Claudia-What inspired the look/design of Max, Alex, and Bieti?  Were there aspects of 1950’s sci-fi that you drew from?  Other sources?

Balboni: Visually developing a character is always a fun step. I looked for a lot of visual references on 1950s fashion and how it influenced sci-fi at the time. I tried to use the same geometric shapes by applying them to the clothes and their details, such as the top of Max’s shirt, the high-waisted belts or the shoulder pads and the clasp in Alex’s hairstyle. I was very inspired by some costumes made by Edith Head, a costume designer who has collaborated with many films including The War of the Worlds of 1953.

David-1950’s science fiction is known for creating a number of tropes of the genre and a great deal of subtext.  What aspects did you draw on, and which were most important for you to utilize in Killer Queens

Booher: My goal all along was to create a cheeky, quirky, fun series that never takes itself too seriously. I think deep down a lot of mid-century sci-fi stories realized how outlandish they were, but they went for it anyway. At the same time, they reflected the times—the Cold War, McCarthyism, the paranoia about the “other”. It was important to use the 50’s sci-fi style as a backdrop for a contemporary take on these two queer characters and the fascism that is very much real today.

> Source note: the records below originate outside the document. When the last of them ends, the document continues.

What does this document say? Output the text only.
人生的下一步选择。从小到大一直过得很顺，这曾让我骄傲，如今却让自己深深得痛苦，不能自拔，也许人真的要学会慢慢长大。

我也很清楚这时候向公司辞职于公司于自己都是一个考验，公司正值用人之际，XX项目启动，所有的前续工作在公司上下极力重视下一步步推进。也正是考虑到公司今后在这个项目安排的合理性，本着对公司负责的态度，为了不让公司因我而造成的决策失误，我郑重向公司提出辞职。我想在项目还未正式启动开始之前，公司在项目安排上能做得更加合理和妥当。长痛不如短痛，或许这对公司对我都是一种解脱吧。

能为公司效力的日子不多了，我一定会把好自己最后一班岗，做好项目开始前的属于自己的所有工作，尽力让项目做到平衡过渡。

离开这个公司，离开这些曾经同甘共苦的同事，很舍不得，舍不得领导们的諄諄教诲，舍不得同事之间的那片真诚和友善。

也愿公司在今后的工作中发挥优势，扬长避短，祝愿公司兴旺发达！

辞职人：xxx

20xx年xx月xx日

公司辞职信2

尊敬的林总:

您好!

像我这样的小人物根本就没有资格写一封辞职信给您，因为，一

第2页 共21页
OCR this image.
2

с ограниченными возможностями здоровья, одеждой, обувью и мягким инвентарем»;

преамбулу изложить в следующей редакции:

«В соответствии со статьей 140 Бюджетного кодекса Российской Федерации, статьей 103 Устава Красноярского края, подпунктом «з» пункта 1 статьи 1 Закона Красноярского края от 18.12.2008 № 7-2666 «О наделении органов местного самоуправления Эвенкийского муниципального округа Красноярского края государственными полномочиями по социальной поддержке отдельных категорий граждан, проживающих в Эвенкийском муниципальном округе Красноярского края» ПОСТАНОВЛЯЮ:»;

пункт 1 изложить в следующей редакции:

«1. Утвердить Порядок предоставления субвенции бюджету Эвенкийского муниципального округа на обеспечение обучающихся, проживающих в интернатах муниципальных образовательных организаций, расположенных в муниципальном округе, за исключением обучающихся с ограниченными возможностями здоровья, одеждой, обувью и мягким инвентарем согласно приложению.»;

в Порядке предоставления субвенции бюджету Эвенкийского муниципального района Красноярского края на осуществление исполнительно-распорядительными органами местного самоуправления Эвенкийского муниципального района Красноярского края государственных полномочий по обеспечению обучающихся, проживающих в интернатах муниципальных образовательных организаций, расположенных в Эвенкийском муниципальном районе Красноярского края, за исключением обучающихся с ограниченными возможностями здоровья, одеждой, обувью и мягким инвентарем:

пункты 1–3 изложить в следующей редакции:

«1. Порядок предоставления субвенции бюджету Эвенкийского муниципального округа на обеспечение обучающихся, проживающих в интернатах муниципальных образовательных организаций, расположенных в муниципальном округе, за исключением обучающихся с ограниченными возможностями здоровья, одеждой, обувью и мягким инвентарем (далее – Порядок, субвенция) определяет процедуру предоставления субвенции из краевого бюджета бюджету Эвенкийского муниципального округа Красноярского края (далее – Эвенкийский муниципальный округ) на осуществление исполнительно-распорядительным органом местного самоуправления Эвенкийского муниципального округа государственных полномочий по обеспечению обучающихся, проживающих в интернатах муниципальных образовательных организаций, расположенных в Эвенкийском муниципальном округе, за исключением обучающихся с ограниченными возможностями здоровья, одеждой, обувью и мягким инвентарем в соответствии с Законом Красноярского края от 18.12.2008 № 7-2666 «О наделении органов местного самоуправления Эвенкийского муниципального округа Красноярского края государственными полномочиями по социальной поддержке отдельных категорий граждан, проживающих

Would you describe Killer Queens as a homage or parody of classic sci-fi?  

Booher: A little of both, maybe? In Killer Queens, we’re shining a spotlight on how wacky sci-fi stories can get, and we’re paying tribute to those same stories that paved the way for so much of the great sci-fi we have today. All of that serves important messages about inclusion.

Balboni: I think it is the right genre to tell with brilliant irony a story where an inclusive ideal is fought. The sci-fi genre is very suitable for “hosting” stories where concepts about diversity are developed. In my opinion it is enriched with new nuances with Killer Queens.

Do you each have a favorite film, book, or comic from the 50’s sci-fi era?

Booher: So much of the entertainment at the time was kitschy and fun. I love the overall feel of 50’s era retro-futurism. From the day-glow colors of Planet Comics and Weird Science to the iconic Robby the Robot from Forbidden Planet, it’s an aesthetic we don’t see enough nowadays. If I had to pick, 1953’s War of the Worlds is pretty special.

Balboni: I’ve only seen the most famous films of 50s sci-fi and certainly the ones I’m most fond of is The War of the Worlds and The Day the Earth Stood Still.

Issue one arrives with three distinct covers by Claudia and Harry Saxon, Chris Ables, and Jen Bartel.  What does each cover capture in terms of your characters, your story, and the classic elements of sci-fi comic/film covers/posters?

Booher: All three covers capture the wild space fun we’re having in Killer Queens. Claudia and Harry’s cover is the most classic retro sci-fi. Chris Ables’ cover is our Buck Rogers/Don Bluth tribute. And Jen’s cover… well, why not do a gender-swapped Boris Vallejo homage?

Killer Queens is being promoted as consisting of an all LGBTQ creative team.  Why is this so important for LGBTQ science fiction and comic fans and readers? 

Booher: Representation matters. Authentic storytelling matters. For decades, sci-fi and fantasy (especially in comics) was a place for hyper-masculine men and sexualized women. We wanted to mix all that up and create a space romp for the queer community. There aren’t enough stories with LGBTQ+ characters from LGBTQ+ creators and it’s time to change that.

Balboni: In this chaotic historical moment, it’s important to introduce and represent the LGBTQ reality also through this media and this message is stronger if represented by those who constitute this reality and can describe more nuances. We must be strong and united to represent an ideal that builds bridges of communication, and that wants us to be all unique and respectful of differences.

Obviously I’m not saying that no one else can tell LGBTQ stories; it’s certainly interesting to read them from those who live this reality as a reflection to someone who cares, for example.

Upcoming projects?  

Booher: I’m working on the next arc of Canto with IDW (out in July) as well as the screenplay for the Canto film adaptation. I have a few other projects that will be announced later in the year. And, of course, I hope to write tons more adventures for our Killer Queens!

Balboni: For now I am focused on this project, we will see what happens in the future!

Killer Queens #1 will be in comic shops on August 18, 2021.